LSB Bancshares, Inc.
- Company type: Public
- Traded as: Nasdaq: LXBK
- Industry: Banking
- Founded: 1949; 77 years ago
- Defunct: 2007; 19 years ago
- Fate: Merged with FNB Southeast
- Successor: NewBridge Bank (now FNB Corporation)
- Headquarters: Lexington, North Carolina
- Key people: Robert F. Lowe (chairman and CEO)
- Number of employees: 417

= Lexington State Bank =

Defunct bank holding company

Lexington State Bank (commonly known as "LSB") was a banking company based in Lexington, North Carolina. Its motto was "The Bank" and its slogans were "Beeline Banking", and "Easy as L-S-B". The bank had 29 branches across the Piedmont Triad region operating in Davidson, Stokes, Forsyth, Guilford, and Randolph counties of North Carolina. LSB Bancshares, Inc. was the holding company for Lexington State Bank. In 2007, it merged with FNB Southeast to form NewBridge Bank.

==History==
LSB was founded in 1949 by Dr. J. A. Smith, a physician, founder of Lexington Hospital, Chairman of the Lexington Utilities Commission, and two-term North Carolina Representative. Shares of the company were sold to citizens of Davidson County, North Carolina who were willing to buy them. The first banking office opened in uptown Lexington's Courthouse Square on July 5, 1949, one day after Independence Day. Dr. Smith became the new bank's President and Chairman of the Board. Assets at the close of business on December 31, 1949, totaled $1,845,680.82, including loans and discounts of $799,626.92. Liabilities included deposits of $1,602,541.59 and other liabilities of $22,201.84, capital of $150,000 and surplus of $70,937.39.

In April 1962, LSB moved its headquarters to an old hardware store at the corner of State Street and West First Street in Lexington. This new "LSB Plaza" expanded as the company grew. The holding company for LSB was created in July 1983 and in 1985 LSB opened its first 24-hour automatic teller machine (ATM) at Lexington Hospital.
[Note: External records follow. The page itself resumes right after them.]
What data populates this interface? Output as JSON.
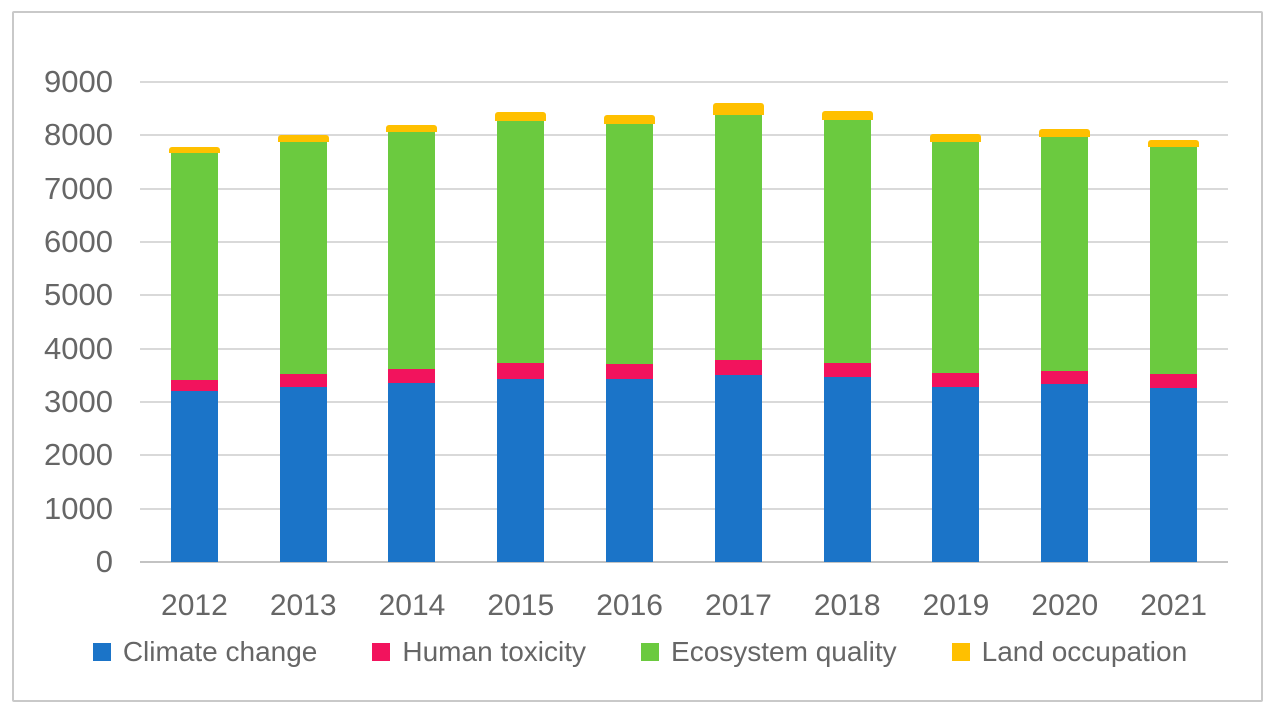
{
  "figure": {
    "background": "#ffffff",
    "border_color": "#c9c9c9"
  },
  "chart_data": {
    "type": "bar",
    "stacked": true,
    "title": "",
    "xlabel": "",
    "ylabel": "",
    "categories": [
      "2012",
      "2013",
      "2014",
      "2015",
      "2016",
      "2017",
      "2018",
      "2019",
      "2020",
      "2021"
    ],
    "series": [
      {
        "name": "Climate change",
        "color": "#1b74c8",
        "values": [
          3200,
          3280,
          3360,
          3440,
          3430,
          3500,
          3460,
          3290,
          3330,
          3260
        ]
      },
      {
        "name": "Human toxicity",
        "color": "#f2135d",
        "values": [
          220,
          250,
          250,
          290,
          290,
          290,
          280,
          250,
          250,
          270
        ]
      },
      {
        "name": "Ecosystem quality",
        "color": "#6bca3f",
        "values": [
          4240,
          4350,
          4450,
          4540,
          4500,
          4600,
          4550,
          4340,
          4380,
          4250
        ]
      },
      {
        "name": "Land occupation",
        "color": "#ffc000",
        "values": [
          120,
          120,
          130,
          175,
          170,
          210,
          170,
          140,
          150,
          140
        ]
      }
    ],
    "totals": [
      7780,
      8000,
      8190,
      8445,
      8390,
      8600,
      8460,
      8020,
      8110,
      7920
    ],
    "ylim": [
      0,
      9000
    ],
    "ytick_step": 1000,
    "ytick_labels": [
      "0",
      "1000",
      "2000",
      "3000",
      "4000",
      "5000",
      "6000",
      "7000",
      "8000",
      "9000"
    ],
    "grid": true,
    "gridline_color": "#d9d9d9",
    "axis_text_color": "#666666",
    "legend_position": "bottom"
  }
}
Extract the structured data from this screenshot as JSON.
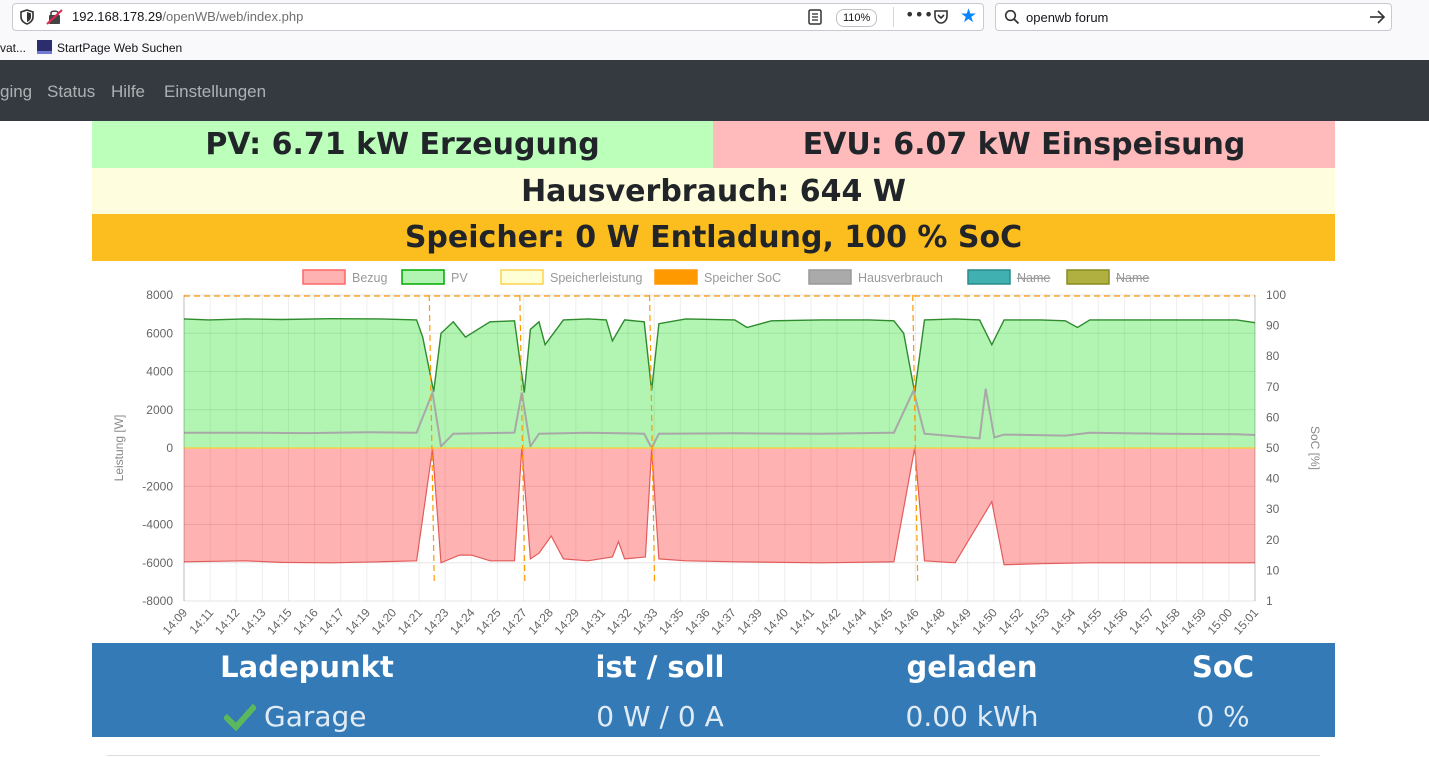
{
  "browser": {
    "url_host": "192.168.178.29",
    "url_path": "/openWB/web/index.php",
    "zoom": "110%",
    "search_text": "openwb forum",
    "bookmarks": [
      "vat...",
      "StartPage Web Suchen"
    ],
    "accent_color": "#0a84ff"
  },
  "nav": {
    "items": [
      "ging",
      "Status",
      "Hilfe",
      "Einstellungen"
    ]
  },
  "summary": {
    "pv": "PV: 6.71 kW Erzeugung",
    "evu": "EVU: 6.07 kW Einspeisung",
    "haus": "Hausverbrauch: 644 W",
    "speicher": "Speicher: 0 W Entladung, 100 % SoC",
    "colors": {
      "pv": "#bbffbb",
      "evu": "#ffbbbb",
      "haus": "#fefedf",
      "speicher": "#fcbe1e"
    }
  },
  "chart_data": {
    "type": "area",
    "legend": [
      {
        "label": "Bezug",
        "color": "#ff6666",
        "fill": "rgba(255,0,0,0.3)",
        "hidden": false
      },
      {
        "label": "PV",
        "color": "#00aa00",
        "fill": "rgba(0,220,0,0.3)",
        "hidden": false
      },
      {
        "label": "Speicherleistung",
        "color": "#fcd34d",
        "fill": "rgba(255,255,150,0.4)",
        "hidden": false
      },
      {
        "label": "Speicher SoC",
        "color": "#ff9900",
        "fill": "#ff9900",
        "hidden": false
      },
      {
        "label": "Hausverbrauch",
        "color": "#999999",
        "fill": "#aaaaaa",
        "hidden": false
      },
      {
        "label": "Name",
        "color": "#2a8a8a",
        "fill": "#40b0b0",
        "hidden": true
      },
      {
        "label": "Name",
        "color": "#8a8a20",
        "fill": "#b0b040",
        "hidden": true
      }
    ],
    "legend_position": "top",
    "ylabel": "Leistung [W]",
    "y2label": "SoC [%]",
    "ylim": [
      -8000,
      8000
    ],
    "y_ticks": [
      "8000",
      "6000",
      "4000",
      "2000",
      "0",
      "-2000",
      "-4000",
      "-6000",
      "-8000"
    ],
    "y2_ticks": [
      "100",
      "90",
      "80",
      "70",
      "60",
      "50",
      "40",
      "30",
      "20",
      "10",
      "1"
    ],
    "x_ticks": [
      "14:09",
      "14:11",
      "14:12",
      "14:13",
      "14:15",
      "14:16",
      "14:17",
      "14:19",
      "14:20",
      "14:21",
      "14:23",
      "14:24",
      "14:25",
      "14:27",
      "14:28",
      "14:29",
      "14:31",
      "14:32",
      "14:33",
      "14:35",
      "14:36",
      "14:37",
      "14:39",
      "14:40",
      "14:41",
      "14:42",
      "14:44",
      "14:45",
      "14:46",
      "14:48",
      "14:49",
      "14:50",
      "14:52",
      "14:53",
      "14:54",
      "14:55",
      "14:56",
      "14:57",
      "14:58",
      "14:59",
      "15:00",
      "15:01"
    ],
    "x_minutes": [
      0,
      53
    ],
    "series": [
      {
        "name": "PV",
        "values": [
          [
            0,
            6750
          ],
          [
            2,
            6700
          ],
          [
            5,
            6750
          ],
          [
            8,
            6720
          ],
          [
            12,
            6760
          ],
          [
            16,
            6750
          ],
          [
            19,
            6700
          ],
          [
            19.5,
            5800
          ],
          [
            20.4,
            2950
          ],
          [
            21,
            6000
          ],
          [
            22,
            6600
          ],
          [
            23,
            5800
          ],
          [
            25,
            6600
          ],
          [
            27,
            6650
          ],
          [
            27.8,
            2900
          ],
          [
            28.3,
            6200
          ],
          [
            29,
            6600
          ],
          [
            29.5,
            5400
          ],
          [
            31,
            6700
          ],
          [
            33,
            6750
          ],
          [
            34.5,
            6700
          ],
          [
            35,
            5600
          ],
          [
            36,
            6700
          ],
          [
            37.6,
            6600
          ],
          [
            38.2,
            3000
          ],
          [
            38.8,
            6500
          ],
          [
            41,
            6750
          ],
          [
            45,
            6700
          ],
          [
            46,
            6300
          ],
          [
            48,
            6650
          ],
          [
            52,
            6700
          ],
          [
            56,
            6700
          ],
          [
            58,
            6650
          ],
          [
            58.8,
            6000
          ],
          [
            59.7,
            2900
          ],
          [
            60.5,
            6700
          ],
          [
            63,
            6750
          ],
          [
            65,
            6700
          ],
          [
            66,
            5400
          ],
          [
            67,
            6700
          ],
          [
            70,
            6700
          ],
          [
            72,
            6650
          ],
          [
            73,
            6300
          ],
          [
            74,
            6700
          ],
          [
            80,
            6700
          ],
          [
            86,
            6700
          ],
          [
            87.5,
            6550
          ]
        ]
      },
      {
        "name": "Bezug",
        "values": [
          [
            0,
            -5950
          ],
          [
            5,
            -5900
          ],
          [
            8,
            -5980
          ],
          [
            12,
            -6000
          ],
          [
            16,
            -5950
          ],
          [
            19,
            -5900
          ],
          [
            20.3,
            -50
          ],
          [
            21,
            -6000
          ],
          [
            22.5,
            -5600
          ],
          [
            23.5,
            -5600
          ],
          [
            25,
            -5900
          ],
          [
            27,
            -5900
          ],
          [
            27.6,
            0
          ],
          [
            28.3,
            -5800
          ],
          [
            29,
            -5500
          ],
          [
            30,
            -4600
          ],
          [
            31,
            -5800
          ],
          [
            33,
            -5900
          ],
          [
            35,
            -5700
          ],
          [
            35.5,
            -4900
          ],
          [
            36,
            -5800
          ],
          [
            37.7,
            -5700
          ],
          [
            38.2,
            -100
          ],
          [
            38.8,
            -5800
          ],
          [
            41,
            -5900
          ],
          [
            45,
            -5950
          ],
          [
            52,
            -6000
          ],
          [
            58,
            -5950
          ],
          [
            59.7,
            0
          ],
          [
            60.5,
            -5900
          ],
          [
            63,
            -6000
          ],
          [
            66,
            -2800
          ],
          [
            67,
            -6100
          ],
          [
            70,
            -6050
          ],
          [
            74,
            -6000
          ],
          [
            80,
            -6000
          ],
          [
            86,
            -6000
          ],
          [
            87.5,
            -6000
          ]
        ]
      },
      {
        "name": "Hausverbrauch",
        "values": [
          [
            0,
            800
          ],
          [
            5,
            800
          ],
          [
            10,
            780
          ],
          [
            15,
            820
          ],
          [
            19,
            800
          ],
          [
            20.3,
            2900
          ],
          [
            21,
            80
          ],
          [
            22,
            750
          ],
          [
            27,
            800
          ],
          [
            27.6,
            2900
          ],
          [
            28.3,
            80
          ],
          [
            29,
            750
          ],
          [
            33,
            800
          ],
          [
            37.6,
            750
          ],
          [
            38.2,
            0
          ],
          [
            38.8,
            750
          ],
          [
            45,
            770
          ],
          [
            52,
            740
          ],
          [
            58,
            800
          ],
          [
            59.6,
            3000
          ],
          [
            60.5,
            750
          ],
          [
            65,
            500
          ],
          [
            65.5,
            3100
          ],
          [
            66.2,
            550
          ],
          [
            67,
            700
          ],
          [
            72,
            650
          ],
          [
            74,
            800
          ],
          [
            80,
            750
          ],
          [
            86,
            720
          ],
          [
            87.5,
            680
          ]
        ]
      },
      {
        "name": "Speicher SoC",
        "values": [
          [
            0,
            100
          ],
          [
            87.5,
            100
          ]
        ]
      }
    ],
    "grid": true
  },
  "ladepunkt": {
    "headers": [
      "Ladepunkt",
      "ist / soll",
      "geladen",
      "SoC"
    ],
    "row": {
      "name": "Garage",
      "ist_soll": "0 W / 0 A",
      "geladen": "0.00 kWh",
      "soc": "0 %"
    },
    "status_icon": "check-icon",
    "bg_color": "#337ab7"
  }
}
In July 1997 Old North State Bank and LSB shareholders agreed to merge into a single company; the LSB name remained.

===Merger with FNB Southeast===
On February 27, 2007 Lexington State Bank announced its intention to merge with the Greensboro-based FNB Southeast, a bank nearly equal in assets. With the merger approved by stockholders on July 31, 2007, the new bank is the sixth largest in North Carolina. The post-merger institution, operating under the name NewBridge Bank, began public operations on November 13, 2007. NewBridge Bank has 42 full-service banking offices, total assets of about $2 billion and total deposits of about $1.6 billion, and an increased geographic size including counties in coastal North Carolina and southern Virginia.